Beyond Southeast Asia, some Spacs target larger markets, notably India, where companies are considered more mature. Last week, ReNew Power, one of India’s largest renewable energy groups, revealed its intention to go public in New York thanks to an 8 billion dollar deal with a Spac.
The New York Stock Exchange and the Nasdaq are the preferred places for such quotes. But Asian markets are increasingly looking to take a share.
Johnson Chui, head of Asian financial markets at Credit Suisse, warned that the implementation of a Spac framework in singapore, Hong Kong or Indonesia would require “a lot of education” for stakeholders.

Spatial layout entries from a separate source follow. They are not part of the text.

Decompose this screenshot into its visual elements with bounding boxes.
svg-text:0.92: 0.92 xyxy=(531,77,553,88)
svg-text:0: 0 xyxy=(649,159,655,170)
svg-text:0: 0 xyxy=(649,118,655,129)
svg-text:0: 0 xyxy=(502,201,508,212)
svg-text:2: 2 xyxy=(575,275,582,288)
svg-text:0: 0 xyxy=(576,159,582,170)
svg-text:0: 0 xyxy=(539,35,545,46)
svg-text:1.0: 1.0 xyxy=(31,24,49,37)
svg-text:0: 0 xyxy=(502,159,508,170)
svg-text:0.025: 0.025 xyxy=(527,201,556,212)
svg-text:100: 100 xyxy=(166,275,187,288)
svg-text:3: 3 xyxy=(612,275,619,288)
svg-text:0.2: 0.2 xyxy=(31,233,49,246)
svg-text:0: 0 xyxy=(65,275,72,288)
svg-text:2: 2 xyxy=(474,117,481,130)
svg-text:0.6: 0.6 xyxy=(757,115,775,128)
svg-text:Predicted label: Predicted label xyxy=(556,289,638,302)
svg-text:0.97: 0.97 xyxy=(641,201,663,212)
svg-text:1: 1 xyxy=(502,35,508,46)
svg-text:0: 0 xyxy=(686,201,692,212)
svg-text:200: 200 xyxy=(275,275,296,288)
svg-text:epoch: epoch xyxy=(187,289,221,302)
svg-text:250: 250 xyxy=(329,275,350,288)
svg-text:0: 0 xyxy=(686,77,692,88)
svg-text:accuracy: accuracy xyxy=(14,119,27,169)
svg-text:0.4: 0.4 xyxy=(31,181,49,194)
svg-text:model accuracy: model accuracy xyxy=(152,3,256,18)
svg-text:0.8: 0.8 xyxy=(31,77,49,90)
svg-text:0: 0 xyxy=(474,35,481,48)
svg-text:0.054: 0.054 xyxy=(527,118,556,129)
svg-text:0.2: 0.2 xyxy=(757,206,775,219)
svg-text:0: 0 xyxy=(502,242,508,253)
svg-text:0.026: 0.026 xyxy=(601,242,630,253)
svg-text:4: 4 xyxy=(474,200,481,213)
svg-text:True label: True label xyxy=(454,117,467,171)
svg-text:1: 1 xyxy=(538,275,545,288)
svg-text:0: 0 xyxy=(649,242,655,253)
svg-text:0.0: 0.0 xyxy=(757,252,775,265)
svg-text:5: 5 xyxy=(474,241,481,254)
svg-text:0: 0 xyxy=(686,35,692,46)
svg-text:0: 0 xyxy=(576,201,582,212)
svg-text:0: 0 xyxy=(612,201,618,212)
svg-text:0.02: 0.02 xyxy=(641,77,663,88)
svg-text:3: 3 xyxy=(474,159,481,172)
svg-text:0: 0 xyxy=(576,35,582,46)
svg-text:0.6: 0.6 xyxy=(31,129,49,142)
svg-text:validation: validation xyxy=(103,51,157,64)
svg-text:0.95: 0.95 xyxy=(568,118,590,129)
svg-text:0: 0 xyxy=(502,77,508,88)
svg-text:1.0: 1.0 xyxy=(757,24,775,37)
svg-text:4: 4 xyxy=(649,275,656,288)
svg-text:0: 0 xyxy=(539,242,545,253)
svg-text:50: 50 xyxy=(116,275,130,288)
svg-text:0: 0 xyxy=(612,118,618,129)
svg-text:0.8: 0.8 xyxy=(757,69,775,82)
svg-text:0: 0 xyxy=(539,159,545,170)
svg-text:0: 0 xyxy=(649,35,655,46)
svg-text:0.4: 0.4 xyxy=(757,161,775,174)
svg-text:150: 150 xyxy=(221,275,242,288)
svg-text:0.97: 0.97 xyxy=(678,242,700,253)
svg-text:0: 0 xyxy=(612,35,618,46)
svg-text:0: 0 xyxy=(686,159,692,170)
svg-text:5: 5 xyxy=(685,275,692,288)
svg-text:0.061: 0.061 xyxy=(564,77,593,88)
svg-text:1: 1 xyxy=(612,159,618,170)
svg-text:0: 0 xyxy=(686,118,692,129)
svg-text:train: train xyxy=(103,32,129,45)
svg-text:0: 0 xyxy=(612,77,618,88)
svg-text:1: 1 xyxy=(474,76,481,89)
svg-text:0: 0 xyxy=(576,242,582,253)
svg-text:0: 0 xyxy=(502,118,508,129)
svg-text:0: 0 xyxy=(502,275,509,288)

Hong Kong has technology lists captured in the region, but Singapore and regional exchanges, including Indonesia, wondered how to get local unicorns to register locally.
Allowing Spacs would offer companies “another alternative for fundraising,” said Pandu Sjahrir, commissioner of the Indonesian Stock Exchange, adding that companies could then tap into local bond and bank lending markets without currency mismatches.
Indonesia has offered tax incentives for businesses to seek national listings, with the capital gains tax falling to 0.1 percent from 22 percent for those listed locally.
However, the limited history of Asian companies successfully going public through a Spac could weigh on the outlook for the region.
New Frontier Group, an investment firm led by Anthony Leung, former Hong Kong financial secretary, merged the Chinese private hospital United Family Healthcare with its Spac on the New York Stock Exchange in 2019.
But the company has always traded below its initial offering price of $ 10 per share and is expected to be privatized by a consortium led by Leung. The proposed buyout would value New Frontier Health at $ 12 a share.
Sponsors are also increasingly monitored for their lucrative remuneration, typically receiving a 20 percent stake in the business for a nominal amount of $ 25,000.
“Regulators in Asia spent a lot of time reducing backdoor lists because all kinds of people liked them to make quick money,” said a senior investment banker. “Where it collapses is if we have unscrupulous sponsors or companies trying to enter that market.”